Rating:  Summary: Just plain awesome Review: My company decided to use Flex and so I bought this book to get started.. and I am glad I did.
This is a very good primer to get going and then the later chapters are the best I have found at actually showing you how to build TRUE enterprise level applications.
If you are new to Flex, and want to learn, and learn correctly, get this book.
Rating:  Summary: Best Macromedia Press Book ever written Review: This is an excellent book on an amazing new technology. The book is very well structured and written and contains lots of examples that go far beyond the "hello world" type of examples you expect in books on new technologies. In fact the authors provide a patterns-based framework for your Flex applications.

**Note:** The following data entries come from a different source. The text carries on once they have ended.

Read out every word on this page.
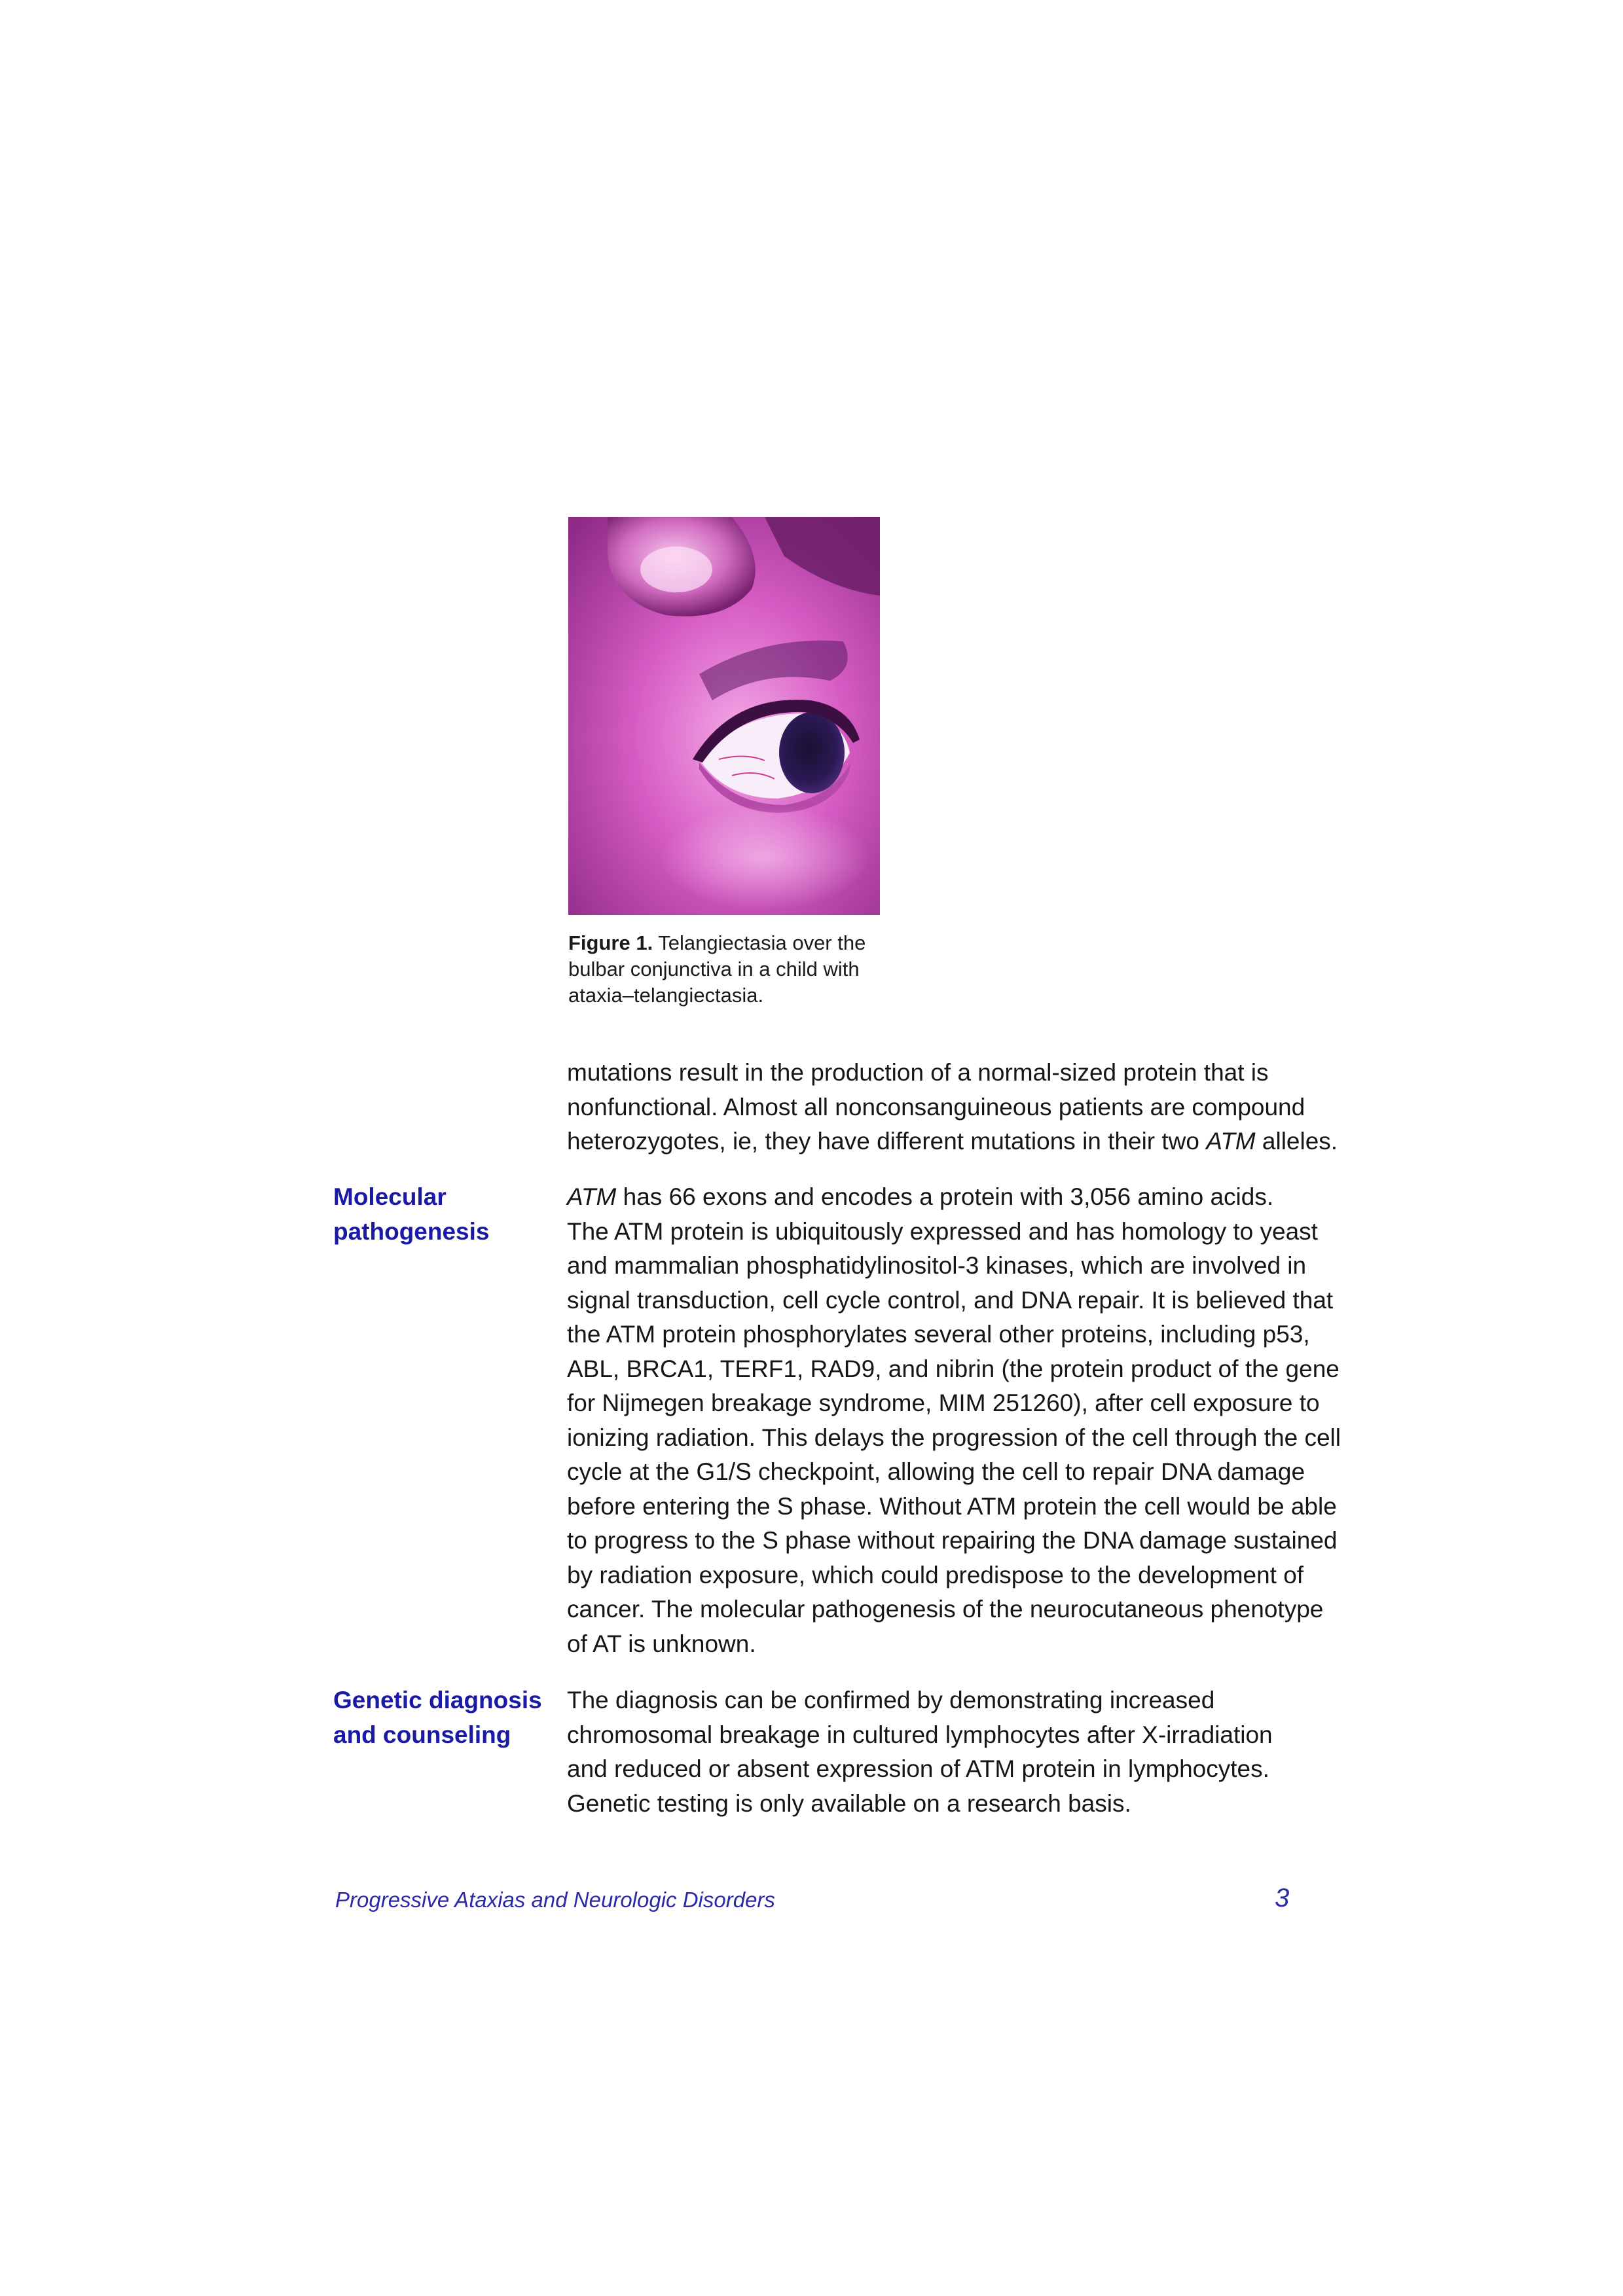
Figure 1. Telangiectasia over the
bulbar conjunctiva in a child with
ataxia–telangiectasia.
mutations result in the production of a normal-sized protein that is
nonfunctional. Almost all nonconsanguineous patients are compound
heterozygotes, ie, they have different mutations in their two ATM alleles.
Molecular
pathogenesis
ATM has 66 exons and encodes a protein with 3,056 amino acids.
The ATM protein is ubiquitously expressed and has homology to yeast
and mammalian phosphatidylinositol-3 kinases, which are involved in
signal transduction, cell cycle control, and DNA repair. It is believed that
the ATM protein phosphorylates several other proteins, including p53,
ABL, BRCA1, TERF1, RAD9, and nibrin (the protein product of the gene
for Nijmegen breakage syndrome, MIM 251260), after cell exposure to
ionizing radiation. This delays the progression of the cell through the cell
cycle at the G1/S checkpoint, allowing the cell to repair DNA damage
before entering the S phase. Without ATM protein the cell would be able
to progress to the S phase without repairing the DNA damage sustained
by radiation exposure, which could predispose to the development of
cancer. The molecular pathogenesis of the neurocutaneous phenotype
of AT is unknown.
Genetic diagnosis
and counseling
The diagnosis can be confirmed by demonstrating increased
chromosomal breakage in cultured lymphocytes after X-irradiation
and reduced or absent expression of ATM protein in lymphocytes.
Genetic testing is only available on a research basis.
Progressive Ataxias and Neurologic Disorders	3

Webster and McLeod raised the bar for every Macromedia Press title to be released in the future and just pushed Ben Forta from its thrown as the best Macromedia Press writer.
Rating:  Summary: An Excellent Book to add to your knowledge arsenal Review: We decided we're going to give FLEX at shot at our company. I heard this book was good, but was somewhat skeptical that the first book of a subject would be any good, it generally takes time for best practices to come about with any technology.
However I was pleasantly surprised! This book is excellent on many fronts. One, it's not padded with 500 pages of useless background information on how the internet started. It gives just enough info at the start to set what your frame of mind (whether you are a cfm, php, jsp coder or a flash developer) should be from an application architecture point of view. It then goes right into a fully functional example, a blog reader.
The example is simple enough that not knowing flex doesn't leave you confused, but gives you context for what a flex application generally looks like. Though anyone who has done any kind of application server side coding will have no problems since MXML looks just like XML and Actionscript is similar to many OO languages. The next chapters then get into the basics and progress to the nitty gritty, and having that context really helps absorb the information as you have a frame of reference.
As I write this though (10/04/2004) FLEX 1.5 is about to come out and there are some differences - so the examples will generate warnings on FLEX 1.5, but those are easy to fix.